Хлебников поселился в Переделкине, стал соседом — по одну сторону от дома-музея Пастернака Андрей Андреевич, по другую он. Пытался «случайно» свести у себя дома Вознесенского с Евтушенко. Не с первой попытки, но все же удалось — и руки пожали друг другу.
Последний раз соседи виделись в день рождения Вознесенского — 12 мая 2010 года. Гости шутили про две юбилейные семерки, порхала хозяйка, Зоя Борисовна. Вознесенский сидел в беседке у дома, слушал, улыбался, радовался каждому.
Не измельчала ли нынче поэзия, остались ли в ней подобные фигуры? — кто-то спросит у Хлебникова после похорон Андрея Андреевича. Он ответит элегантно: «Страсти, может быть, нешуточные, — но мелковатые. Тогда крупнее даже врали и верили».
И вдогонку: «Кажется мне, пройдет какое-то время, и поймут, насколько крупное в поэзии явление Андрей Вознесенский, даже иные снобы, не понимающие этого сегодня».
Стрекозы стрекочут
На пороге XXI века Вознесенский всматривался в даль эпохи, вспоминая великого тезку Хлебникова — Велимира, Председателя Земшара: «Мы — нищие брюхом. / Как все погоря, / живу не в эдеме. / Но Хлебников нынче — / ясней букваря. / Пришло мое время»…

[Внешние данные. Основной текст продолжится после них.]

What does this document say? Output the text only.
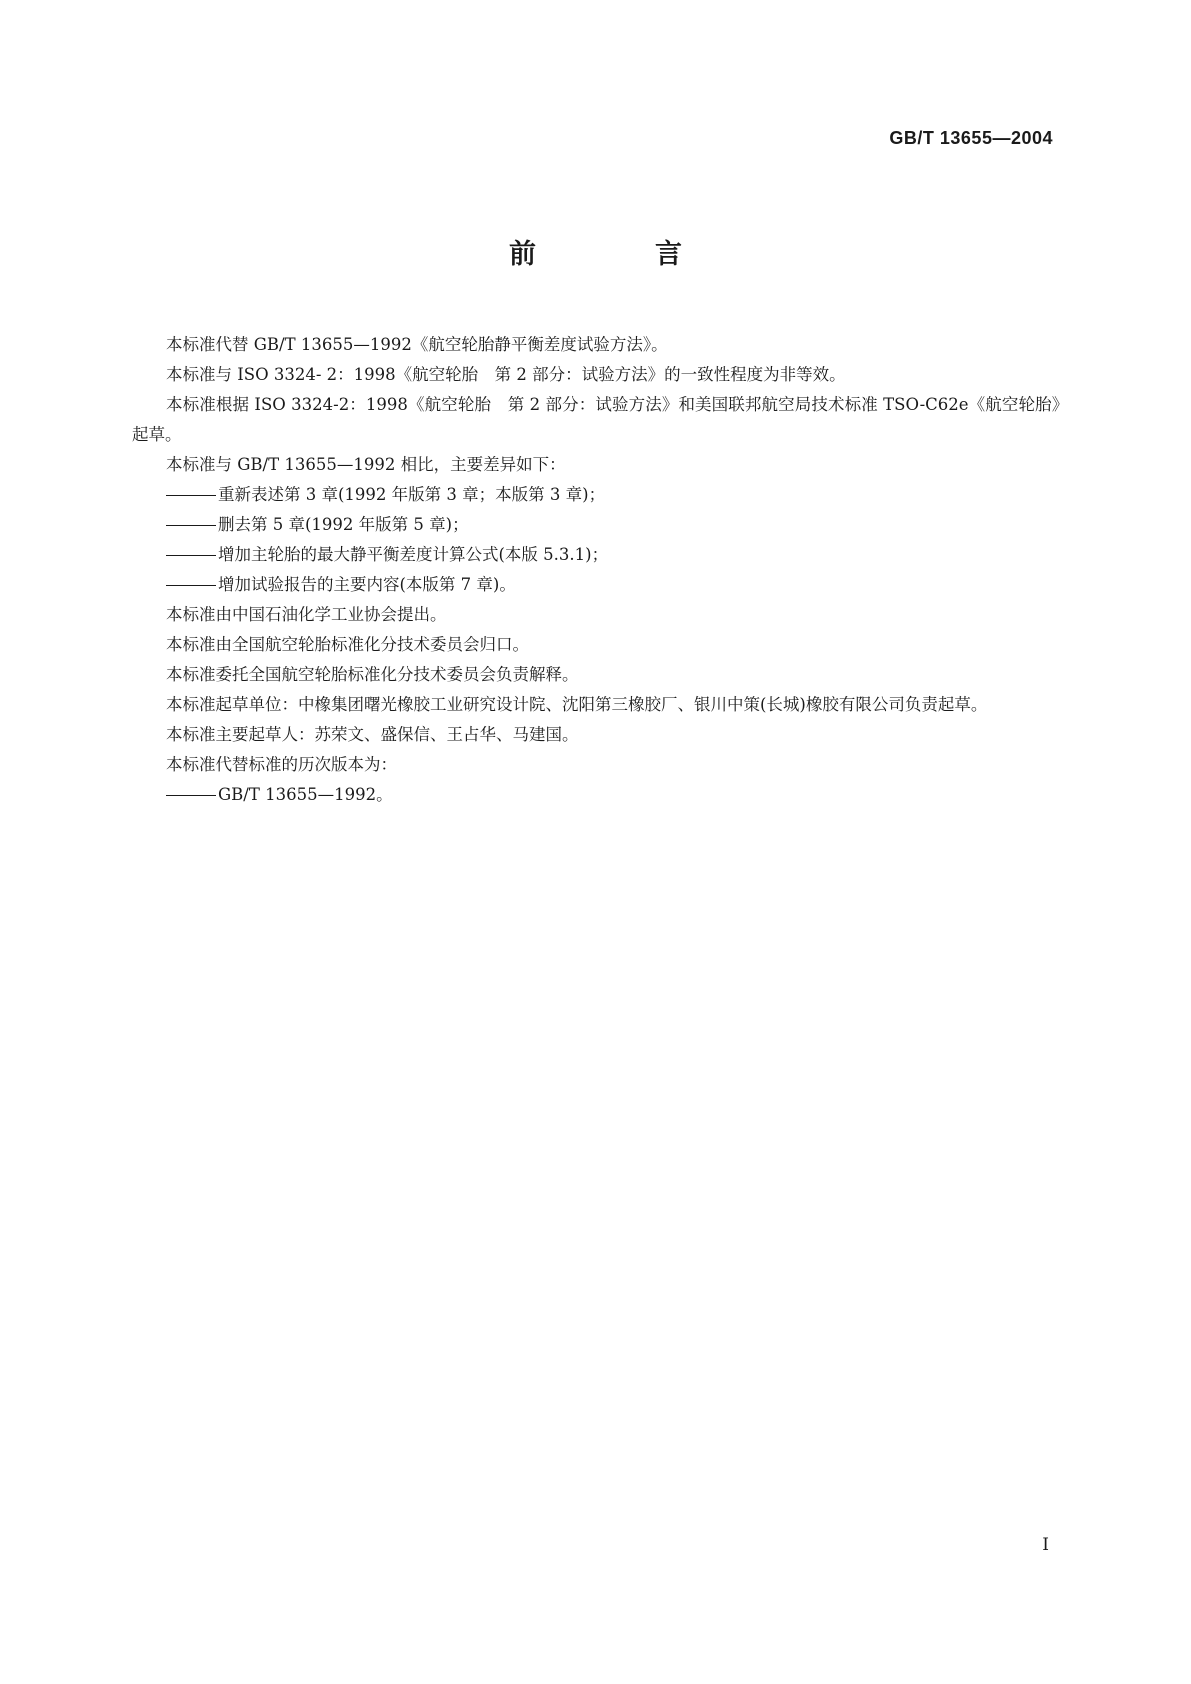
GB/T 13655—2004
前　言

本标准代替 GB/T 13655—1992《航空轮胎静平衡差度试验方法》。

本标准与 ISO 3324- 2：1998《航空轮胎　第 2 部分：试验方法》的一致性程度为非等效。

本标准根据 ISO 3324-2：1998《航空轮胎　第 2 部分：试验方法》和美国联邦航空局技术标准 TSO-C62e《航空轮胎》起草。

本标准与 GB/T 13655—1992 相比，主要差异如下：

重新表述第 3 章(1992 年版第 3 章；本版第 3 章)；

删去第 5 章(1992 年版第 5 章)；

增加主轮胎的最大静平衡差度计算公式(本版 5.3.1)；

增加试验报告的主要内容(本版第 7 章)。

本标准由中国石油化学工业协会提出。

本标准由全国航空轮胎标准化分技术委员会归口。

本标准委托全国航空轮胎标准化分技术委员会负责解释。

本标准起草单位：中橡集团曙光橡胶工业研究设计院、沈阳第三橡胶厂、银川中策(长城)橡胶有限公司负责起草。

本标准主要起草人：苏荣文、盛保信、王占华、马建国。

本标准代替标准的历次版本为：

GB/T 13655—1992。

I
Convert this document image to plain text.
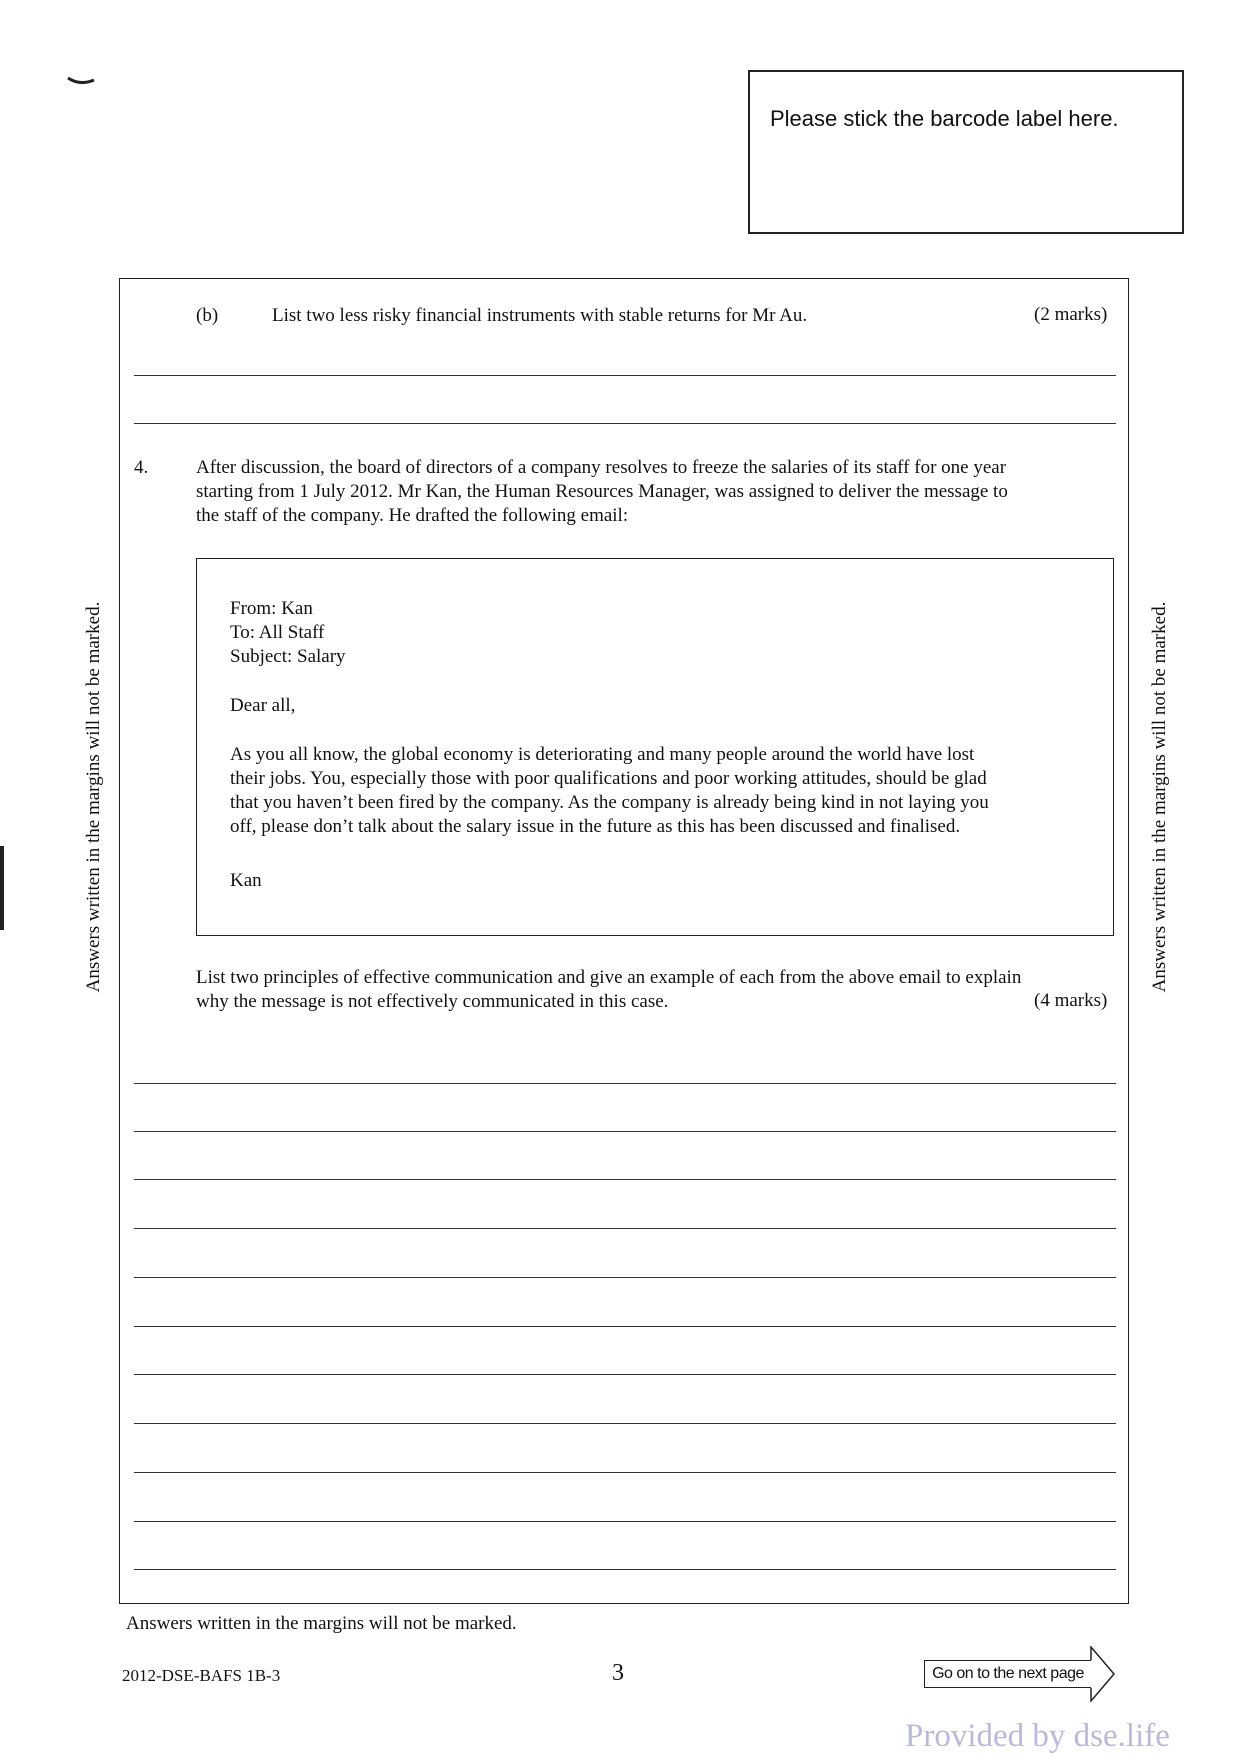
Please stick the barcode label here.
Answers written in the margins will not be marked.	Answers written in the margins will not be marked.
(b)	List two less risky financial instruments with stable returns for Mr Au.	(2 marks)
4.	After discussion, the board of directors of a company resolves to freeze the salaries of its staff for one year
starting from 1 July 2012. Mr Kan, the Human Resources Manager, was assigned to deliver the message to
the staff of the company. He drafted the following email:
From: Kan
To: All Staff
Subject: Salary
Dear all,
As you all know, the global economy is deteriorating and many people around the world have lost
their jobs. You, especially those with poor qualifications and poor working attitudes, should be glad
that you haven’t been fired by the company. As the company is already being kind in not laying you
off, please don’t talk about the salary issue in the future as this has been discussed and finalised.
Kan
List two principles of effective communication and give an example of each from the above email to explain
why the message is not effectively communicated in this case.	(4 marks)
Answers written in the margins will not be marked.
2012-DSE-BAFS 1B-3	3	Go on to the next page
Provided by dse.life
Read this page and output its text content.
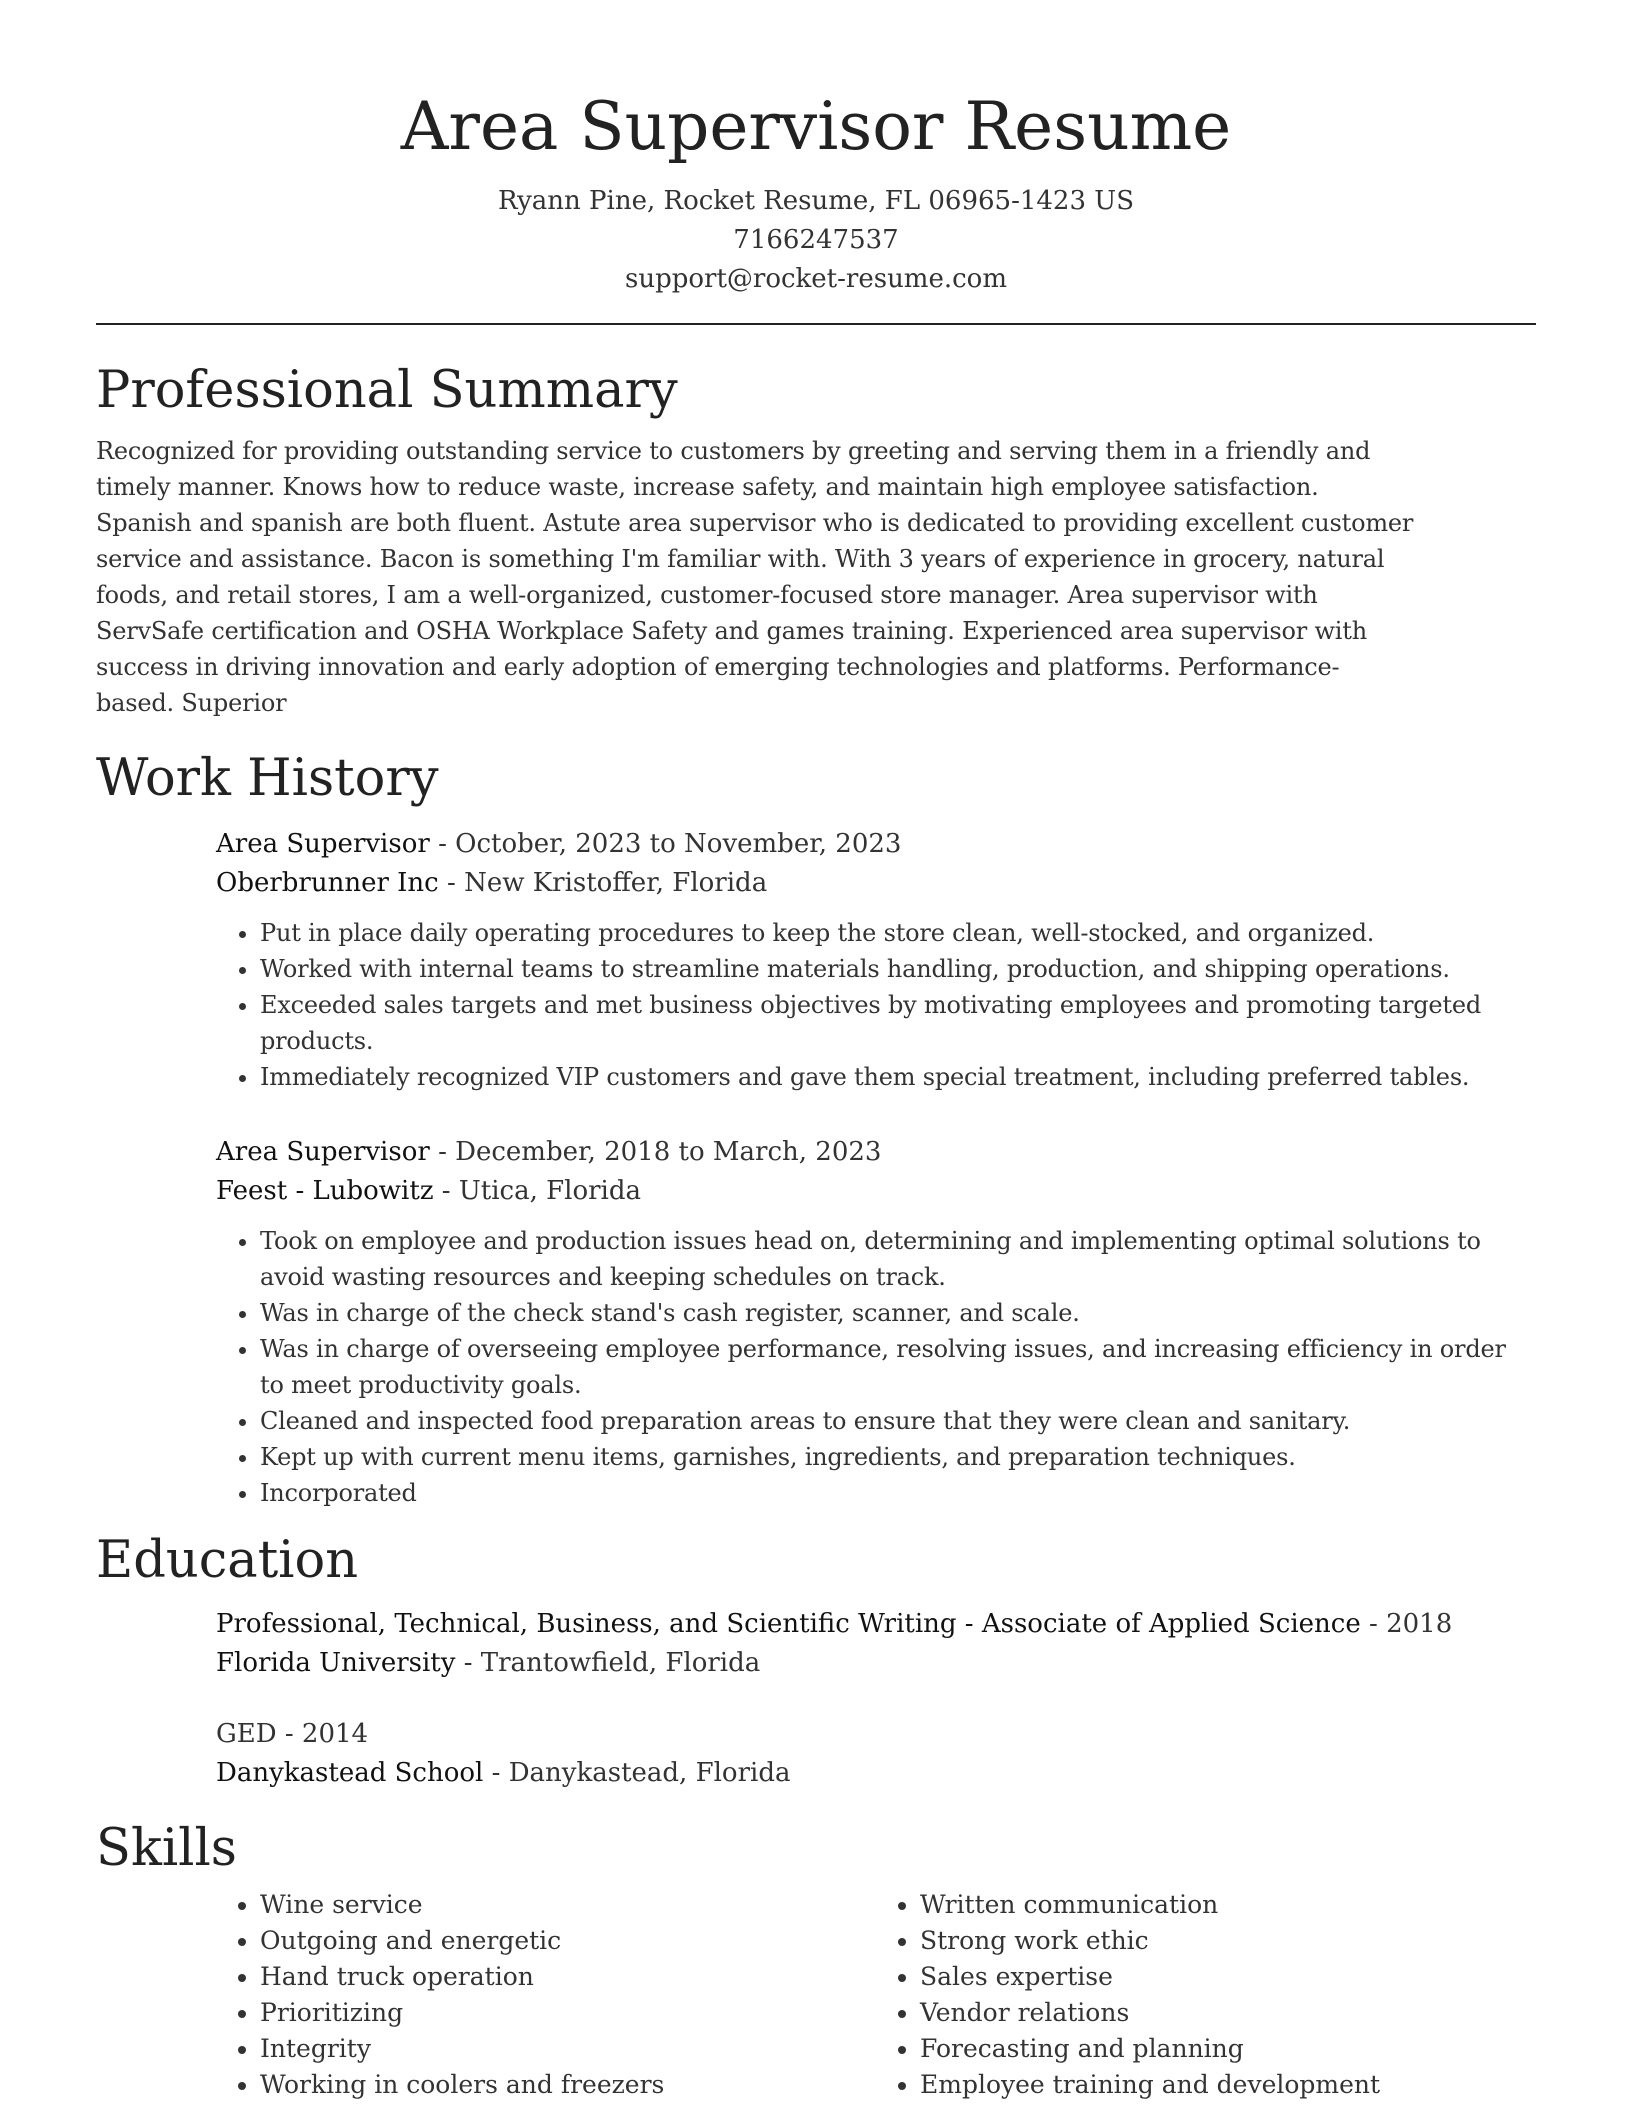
Area Supervisor Resume
Ryann Pine, Rocket Resume, FL 06965-1423 US
7166247537
support@rocket-resume.com
Professional Summary

Recognized for providing outstanding service to customers by greeting and serving them in a friendly and timely manner. Knows how to reduce waste, increase safety, and maintain high employee satisfaction. Spanish and spanish are both fluent. Astute area supervisor who is dedicated to providing excellent customer service and assistance. Bacon is something I'm familiar with. With 3 years of experience in grocery, natural foods, and retail stores, I am a well-organized, customer-focused store manager. Area supervisor with ServSafe certification and OSHA Workplace Safety and games training. Experienced area supervisor with success in driving innovation and early adoption of emerging technologies and platforms. Performance-based. Superior

Work History
Area Supervisor - October, 2023 to November, 2023
Oberbrunner Inc - New Kristoffer, Florida
• Put in place daily operating procedures to keep the store clean, well-stocked, and organized.
• Worked with internal teams to streamline materials handling, production, and shipping operations.
• Exceeded sales targets and met business objectives by motivating employees and promoting targeted products.
• Immediately recognized VIP customers and gave them special treatment, including preferred tables.
Area Supervisor - December, 2018 to March, 2023
Feest - Lubowitz - Utica, Florida
• Took on employee and production issues head on, determining and implementing optimal solutions to avoid wasting resources and keeping schedules on track.
• Was in charge of the check stand's cash register, scanner, and scale.
• Was in charge of overseeing employee performance, resolving issues, and increasing efficiency in order to meet productivity goals.
• Cleaned and inspected food preparation areas to ensure that they were clean and sanitary.
• Kept up with current menu items, garnishes, ingredients, and preparation techniques.
• Incorporated
Education
Professional, Technical, Business, and Scientific Writing - Associate of Applied Science - 2018
Florida University - Trantowfield, Florida
GED - 2014
Danykastead School - Danykastead, Florida
Skills
• Wine service
• Outgoing and energetic
• Hand truck operation
• Prioritizing
• Integrity
• Working in coolers and freezers
• Written communication
• Strong work ethic
• Sales expertise
• Vendor relations
• Forecasting and planning
• Employee training and development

Меня, как исчезнувшую стрекозу, изучат по Брему. Ну что на прощанье тебе я скажу? Пришло мое время.Тут пришло время сказать несколько слов о «Добровольном обществе охраны стрекоз» (ДООСе).
ДООС тихо маячил в столичном поэтическом водовороте еще с восьмидесятых. Константин Кедров в этом обществе именовался «стихозавром», среди «стрекоз» была его жена, поэтесса Елена Кацюба. В начале девяностых ДООС оживился. К «стрекозам» подались и поэты, и рок-музыканты: Генрих Сапгир, Игорь Холин, Алексей Хвостенко, позже — Сергей Летов и Найк Борзов. Каждому доставался свой титул. Вознесенскому в 1998 году пожаловали «стрекозавра».